HONOLULU (Island News) — Oahu residents have more ways to get rid of your waste. But additional recycling efforts also come with additional costs for the city.
E-waste is the latest addition to allowable recyclables.
So far, on average, Oahu residents drop off about 37 tons of e-waste a month, since the program started earlier this year.
Oahu residents now have more options for recycling, but these efforts come with additional costs for the city. E-waste has been added to the list of recyclables, aiming to reduce the amount of rubbish being discarded. However, the city now faces expenses for shipping e-waste.
But with the new program comes a new contract the city has to pay to ship e-waste away.
“That is an affordable contract to take care of e-waste, because it does have value.

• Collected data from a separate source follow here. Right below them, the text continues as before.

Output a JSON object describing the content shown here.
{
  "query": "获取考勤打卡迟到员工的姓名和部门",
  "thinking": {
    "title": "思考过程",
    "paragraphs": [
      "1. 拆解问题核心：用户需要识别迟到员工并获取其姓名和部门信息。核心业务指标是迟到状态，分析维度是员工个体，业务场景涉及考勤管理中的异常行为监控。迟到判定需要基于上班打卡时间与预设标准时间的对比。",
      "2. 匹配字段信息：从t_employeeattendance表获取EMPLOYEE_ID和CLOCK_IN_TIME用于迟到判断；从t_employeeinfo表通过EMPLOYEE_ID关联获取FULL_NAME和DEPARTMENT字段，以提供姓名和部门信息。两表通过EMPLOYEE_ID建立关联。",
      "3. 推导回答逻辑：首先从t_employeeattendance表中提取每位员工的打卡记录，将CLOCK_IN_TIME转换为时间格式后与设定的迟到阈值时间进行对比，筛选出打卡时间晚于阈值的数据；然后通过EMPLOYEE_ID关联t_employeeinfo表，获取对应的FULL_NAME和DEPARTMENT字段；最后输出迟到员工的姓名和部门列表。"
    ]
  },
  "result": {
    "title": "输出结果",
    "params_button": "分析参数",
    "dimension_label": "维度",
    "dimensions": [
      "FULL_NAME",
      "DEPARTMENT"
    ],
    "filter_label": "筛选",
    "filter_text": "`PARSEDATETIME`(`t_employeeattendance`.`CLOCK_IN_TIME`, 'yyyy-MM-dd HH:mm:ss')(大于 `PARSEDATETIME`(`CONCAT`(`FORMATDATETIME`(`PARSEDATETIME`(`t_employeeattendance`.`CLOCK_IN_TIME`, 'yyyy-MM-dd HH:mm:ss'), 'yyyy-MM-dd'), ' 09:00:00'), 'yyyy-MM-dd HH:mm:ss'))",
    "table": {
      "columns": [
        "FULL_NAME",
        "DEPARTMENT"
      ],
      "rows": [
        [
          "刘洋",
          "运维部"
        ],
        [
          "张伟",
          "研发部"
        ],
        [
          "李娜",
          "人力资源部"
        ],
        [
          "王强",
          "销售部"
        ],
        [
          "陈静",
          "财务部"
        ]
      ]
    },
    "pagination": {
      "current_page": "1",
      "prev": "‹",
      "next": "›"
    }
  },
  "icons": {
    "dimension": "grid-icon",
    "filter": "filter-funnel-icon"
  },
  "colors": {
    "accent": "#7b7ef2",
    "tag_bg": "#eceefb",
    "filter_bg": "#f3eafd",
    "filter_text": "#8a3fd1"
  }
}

Before that material was put in gray bins and burned,” said Roger Babcock, Director of Environmental Services.
Meanwhile, the city was expecting to start up a food composting program this fall.
“Come 2025, the city will take food waste and manufactured compostable material in the green cart,” said Henry Gabriel, Honolulu’s recycling program branch Chief, back in the summer of 2024.
Now that pilot project, for six different Oahu communities, has been pushed back to the spring of 2026.
“In order to make that happen, an upgraded composting facility needs to be constructed and that is still under construction,” Gabriel explained. “Food waste is different from green waste, it needs to be in an enclosed building as it can attract vectors.”
Right now a lot of our food waste gets put in gray bins and sent to H-Power, which burns it and other garbage to make electricity.
“We still receive abut 2,000 tons a day, maybe 2,400 tons a day in waste,” Gabriel said.
But over the course of a year, that adds up to less than the 800,000 ton minimum H-Power requires.
Why that is important is the city has to pay Covanta, which runs H-Power, $12 for every ton below 800,000.
In years past, the city was typically short by 42,000 tons, which would cost around $500,000.
Last year the cost increased to $600,000, and with more programs reducing waste, the city will end up paying even more.
That is on top of the $70 million the city already pays Covanta each year to burn our waste.
But Babcock said the extra expense is worth the benefit, “The goal is always to recycle as much as possible as opposed to burning it. Having less to burn is a good thing, even if we have to pay for the cost of the facility.”